Konjunkturpaket: Im Streit um ein europaweites Konjunkturpaket in Höhe von 200 Milliarden Euro drängen vor allem Frankreich und Großbritannien Merkel dazu, mehr Geld im Kampf gegen die Rezession in die Hand zu nehmen. Merkel gab sich in Brüssel schmallippig: Sie unterstütze „im Grundsatz“ das Vorgehen der Kommission. „Deutschland ist sich seiner Verantwortung als größte Wirtschaftsmacht Europas bewusst.“ Nach der Verabschiedung des ersten Konjunkturprogramms schaue ihre Regierung jetzt „laufend, was wir eventuell noch tun können“.

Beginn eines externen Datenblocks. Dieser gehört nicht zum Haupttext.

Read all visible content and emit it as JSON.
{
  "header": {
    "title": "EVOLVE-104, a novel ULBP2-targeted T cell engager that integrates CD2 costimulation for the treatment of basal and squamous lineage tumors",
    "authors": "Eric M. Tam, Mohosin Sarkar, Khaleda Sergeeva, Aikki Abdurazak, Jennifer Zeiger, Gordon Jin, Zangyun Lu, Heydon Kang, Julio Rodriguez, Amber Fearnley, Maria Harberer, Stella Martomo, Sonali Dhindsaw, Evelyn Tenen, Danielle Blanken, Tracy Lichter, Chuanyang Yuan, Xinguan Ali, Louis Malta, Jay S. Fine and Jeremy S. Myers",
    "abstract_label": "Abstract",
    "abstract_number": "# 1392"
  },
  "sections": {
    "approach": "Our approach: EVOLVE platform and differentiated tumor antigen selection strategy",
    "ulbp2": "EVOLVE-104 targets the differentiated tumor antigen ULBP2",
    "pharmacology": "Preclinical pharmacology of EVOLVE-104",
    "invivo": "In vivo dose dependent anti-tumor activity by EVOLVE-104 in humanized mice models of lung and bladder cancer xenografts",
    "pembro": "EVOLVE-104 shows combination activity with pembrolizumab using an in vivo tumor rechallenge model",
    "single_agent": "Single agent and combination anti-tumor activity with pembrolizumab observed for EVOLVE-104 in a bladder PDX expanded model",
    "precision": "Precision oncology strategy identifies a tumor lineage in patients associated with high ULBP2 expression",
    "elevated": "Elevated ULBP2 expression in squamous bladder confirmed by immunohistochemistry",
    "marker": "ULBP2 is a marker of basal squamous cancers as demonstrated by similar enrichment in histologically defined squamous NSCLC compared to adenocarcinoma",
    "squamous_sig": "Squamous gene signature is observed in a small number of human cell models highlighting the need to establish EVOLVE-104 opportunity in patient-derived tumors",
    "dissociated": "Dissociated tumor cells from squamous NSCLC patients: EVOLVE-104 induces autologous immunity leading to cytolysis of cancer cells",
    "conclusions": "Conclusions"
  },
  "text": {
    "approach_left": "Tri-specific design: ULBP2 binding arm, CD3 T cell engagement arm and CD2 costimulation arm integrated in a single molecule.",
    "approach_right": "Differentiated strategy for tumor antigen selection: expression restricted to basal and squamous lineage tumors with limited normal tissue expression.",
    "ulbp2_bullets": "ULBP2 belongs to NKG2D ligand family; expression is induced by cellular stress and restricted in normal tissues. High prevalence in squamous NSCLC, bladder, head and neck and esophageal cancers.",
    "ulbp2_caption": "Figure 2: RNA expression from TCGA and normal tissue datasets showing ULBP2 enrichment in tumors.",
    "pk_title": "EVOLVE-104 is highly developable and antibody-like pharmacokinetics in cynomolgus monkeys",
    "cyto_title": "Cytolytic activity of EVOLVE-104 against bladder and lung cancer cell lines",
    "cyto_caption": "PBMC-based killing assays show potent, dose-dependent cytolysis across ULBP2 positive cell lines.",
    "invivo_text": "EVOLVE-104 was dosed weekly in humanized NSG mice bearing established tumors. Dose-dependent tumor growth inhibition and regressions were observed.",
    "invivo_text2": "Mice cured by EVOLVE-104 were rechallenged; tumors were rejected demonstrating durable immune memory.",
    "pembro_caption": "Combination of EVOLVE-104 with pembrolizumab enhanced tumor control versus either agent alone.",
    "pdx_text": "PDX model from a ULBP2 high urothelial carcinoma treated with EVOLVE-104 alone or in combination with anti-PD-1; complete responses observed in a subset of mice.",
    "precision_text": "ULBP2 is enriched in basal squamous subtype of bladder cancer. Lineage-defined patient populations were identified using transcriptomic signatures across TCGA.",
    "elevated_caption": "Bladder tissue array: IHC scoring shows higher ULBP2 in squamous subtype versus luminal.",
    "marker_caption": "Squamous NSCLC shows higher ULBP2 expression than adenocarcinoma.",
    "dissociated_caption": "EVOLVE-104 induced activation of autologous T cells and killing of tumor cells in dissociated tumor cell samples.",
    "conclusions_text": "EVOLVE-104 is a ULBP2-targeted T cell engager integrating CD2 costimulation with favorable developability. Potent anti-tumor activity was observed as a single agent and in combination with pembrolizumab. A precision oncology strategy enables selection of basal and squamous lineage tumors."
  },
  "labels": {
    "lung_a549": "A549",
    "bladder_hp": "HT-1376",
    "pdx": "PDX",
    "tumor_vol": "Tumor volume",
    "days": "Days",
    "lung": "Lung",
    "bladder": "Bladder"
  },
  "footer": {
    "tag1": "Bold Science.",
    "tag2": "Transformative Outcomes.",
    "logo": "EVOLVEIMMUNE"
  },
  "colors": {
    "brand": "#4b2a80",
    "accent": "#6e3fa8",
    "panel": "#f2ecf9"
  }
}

Reformvertrag: Sechs Monate nach dem Nein der Iren zum EU-Vertrag ist eine Lösung der Verfassungskrise in Sicht. Irland will mit einem neuen Referendum 2009 den Weg zur Reform freimachen. Im Gegenzug gibt die EU das Ziel auf, die Anzahl der Kommissare auf zwei Drittel der Mitglieder zu reduzieren. Dublin würde dann weiter einen Kommissar stellen.